于是,这日晚上翁主从隔壁庄子宴饮归来,揉着额头从侍女手里接过这封信,拿在手里,斜倚在贵妃榻上打开一看,只见一张雪白信笺上,龙飞凤舞着将军的两个大字:胡闹!
“……”
翁主先是憋不住想笑,再仔细一看,又轻轻地叹了口气,站起身来走到书案前,提笔给那“闹”字中央的“帀”头上添了一点。
临近年末,朝中又刚经过一番不小的人事变动,大小事务渐渐地多了起来,就连将军这样的武将,都被拉到羽林军中做了几天建阳布防参谋,颇为忙碌了几日,而像青州王这种本来就容易被景明帝派零活干的御用闲人,就更加忙得脚不着地。

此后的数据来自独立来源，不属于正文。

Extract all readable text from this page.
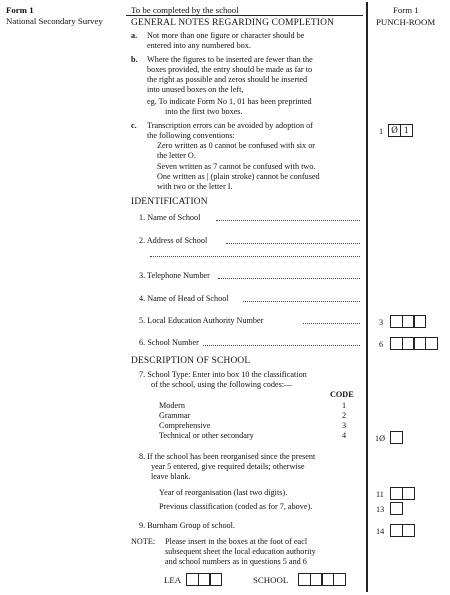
Form 1
National Secondary Survey
To be completed by the school	Form 1
PUNCH-ROOM
GENERAL NOTES REGARDING COMPLETION
a. Not more than one figure or character should be
entered into any numbered box.
b. Where the figures to be inserted are fewer than the
boxes provided, the entry should be made as far to
the right as possible and zeros should be inserted
into unused boxes on the left,
eg. To indicate Form No 1, 01 has been preprinted
into the first two boxes.
c. Transcription errors can be avoided by adoption of
the following conventions:
Zero written as 0 cannot be confused with six or
the letter O.
Seven written as 7 cannot be confused with two.
One written as | (plain stroke) cannot be confused
with two or the letter I.
IDENTIFICATION
1. Name of School
2. Address of School
3. Telephone Number
4. Name of Head of School
5. Local Education Authority Number
6. School Number
DESCRIPTION OF SCHOOL
7. School Type: Enter into box 10 the classification
of the school, using the following codes:—
CODE
Modern	1
Grammar	2
Comprehensive	3
Technical or other secondary	4
8. If the school has been reorganised since the present
year 5 entered, give required details; otherwise
leave blank.
Year of reorganisation (last two digits).
Previous classification (coded as for 7, above).
9. Burnham Group of school.
NOTE: Please insert in the boxes at the foot of eacl
subsequent sheet the local education authority
and school numbers as in questions 5 and 6
LEA	SCHOOL
1 Ø 1
3
6
1Ø
11
13
14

可偏偏却不巧,在这个关头,青州王竟突然感染风寒,而且一病不起了。
这消息可急坏了景明帝,立刻就把本该青州王做的事儿转交给还没来得及跑路的幽州王,过了几日,又听去看病的太医报说青州王病情恶化,恐怕会有转成痨病的危险,更是吓得下旨太医院倾力诊治,将国库里用得上的好药都搜了出来,恨不能把整个太医院都搬到王府去。
这事儿一闹大,整个建阳城立刻就都知道了青州王生病的消息,关于他的花边消息本来就不少,如今被这么一闹,坊间就传出了些不和谐的声音,比较好听的一种是猜测青州王忙着寻欢作乐不爱干正经事,所以故意装病旷工,至于难听的……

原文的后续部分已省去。